Actuellement encore, 90% des décisions sont négatives, même plus. Alors qu’il s’agit de décisions où on voit qu‘on est revenu sur tous les éléments qui avaient été promis à l’époque.

Alors que le procès début ce mercredi matin, ils étaient cinq sans-papiers (dont les dossiers ont été refusés par l’office des étrangers) et trois associations (La Ligue des droits humains, l’association pour le droit des étrangers (ADDE) et l’ASBL Ciré) à avoir porté plainte suites aux « mensonges » de Sammy Mahdi. « Pour se plaindre de la violation de l’accord qui avait été entériné en juillet dernier (NDLR: ce qu’ont réfuté Sammy Mahdi et l’Office des étrangers), précise l’avocate Selma Benkhelifa. Et parce qu’actuellement encore, 90% des décisions sont négatives, même plus. Alors qu’il s’agit de décisions où on voit qu‘on est revenu sur tous les éléments qui avaient été promis à l’époque. »

Alors que Sammy Mahdi est également en charge de la Loterie nationale, la centaine de manifestants, présents ce mercredi matin sur la place Poelaert, a martelé que l’actuelle procédure de naturalisation était aussi « une loterie » pour laquelle le billet de participation « coûte très cher et est, comme à La Loterie nationale, souvent perdant, mais eux préviennent les participants. »

« Mais qu’est-ce qui suffirait? »

Selon les associations, les dossiers rentrés par les anciens grévistes de la faim répondaient pourtant aux différents critères. « Ils avaient dit que des longs séjours pouvaient servir de support à une régularisation et maintenant on lit dans des décisions qu’ils ont de longs séjours, mais que cela ne suffit pas, ajoute l’avocate. Vous avez une promesse d’embauche, mais cela ne suffit pas. Vous avez de la famille en Belgique, mais cela ne suffit pas. Vous êtes bien intégré, mais cela ne suffit pas. La question est donc: « Mais qu’est-ce qui suffirait? » et à cette question, nous n’avons pas de réponse. »

Sur quelle base, un fonctionnaire peut-il décider de dire oui ou de dire non à une personne qui demande sa régularisation alors qu’elle est ici depuis au moins dix ans. S’il n’y en a pas, cela veut-il dire qu’on dépend de l’humeur de ce fonctionnaire?

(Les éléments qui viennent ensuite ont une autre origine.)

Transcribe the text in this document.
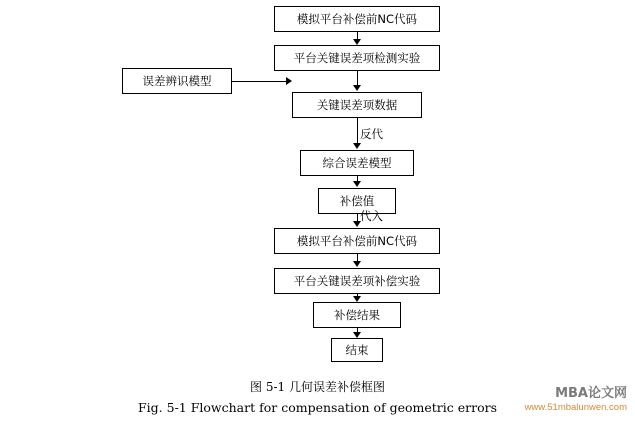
模拟平台补偿前NC代码
平台关键误差项检测实验
误差辨识模型
关键误差项数据
综合误差模型
补偿值
模拟平台补偿前NC代码
平台关键误差项补偿实验
补偿结果
结束
反代
代入
图 5-1 几何误差补偿框图
Fig. 5-1 Flowchart for compensation of geometric errors
MBA论文网
www.51mbalunwen.com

Comme à chaque fois, les associations ont réclamé au secrétaire d’État des critères clairs sur lesquels sont basés les acceptations ou les refus de demande de séjour. Sammy Mahdi parle, lui, de ligne directrice. « Mais en droit, il y a toujours des critères, estime Selma Benkhelifa. Il doit d’ailleurs certainement en avoir, mais ceux-ci sont secrets et obscurs. Sinon, sur quelle base, un fonctionnaire peut-il décider de dire oui ou de dire non à une personne qui demande sa régularisation alors qu’elle est ici depuis au moins dix ans. S’il n’y en a pas, cela veut-il dire qu’on dépend de l’humeur de ce fonctionnaire? »

Toujours selon les associations, alors qu’ils ont arrêté leur grève de la faim le 21 juillet dernier, les ex-grévistes ont vu leur état mental fortement se dégrader ces derniers mois. « Et ce n’est pas moi qui le dis, mais un centre de santé mentale où plusieurs psychiatres les ont examinés, termine Selma Benkhelifa. Ils ont conclu que, cet espoir qui a été suscité en juillet par l’accord et qui a été déçu maintenant, a détérioré très fort leur santé mentale. Ils étaient déjà fatigués par la grève de la faim, mais tout d’un coup, quand vous avez de l’espoir, quand on vous dit que ça va aller et puis que, quelques mois plus tard, on se prend une décision négative, c’est très violent, c’est très dur. Ils se rendent compte qu’un État, un gouvernement, peut mentir et peut violer la dignité des gens en les traitant de la sorte. »

Ils étaient déjà fatigués par la grève de la faim, mais tout d’un coup, quand vous avez de l’espoir, quand on vous dit que ça va aller et puis que, quelques mois plus tard, on se prend une décision négative, c’est très violent, c’est très dur.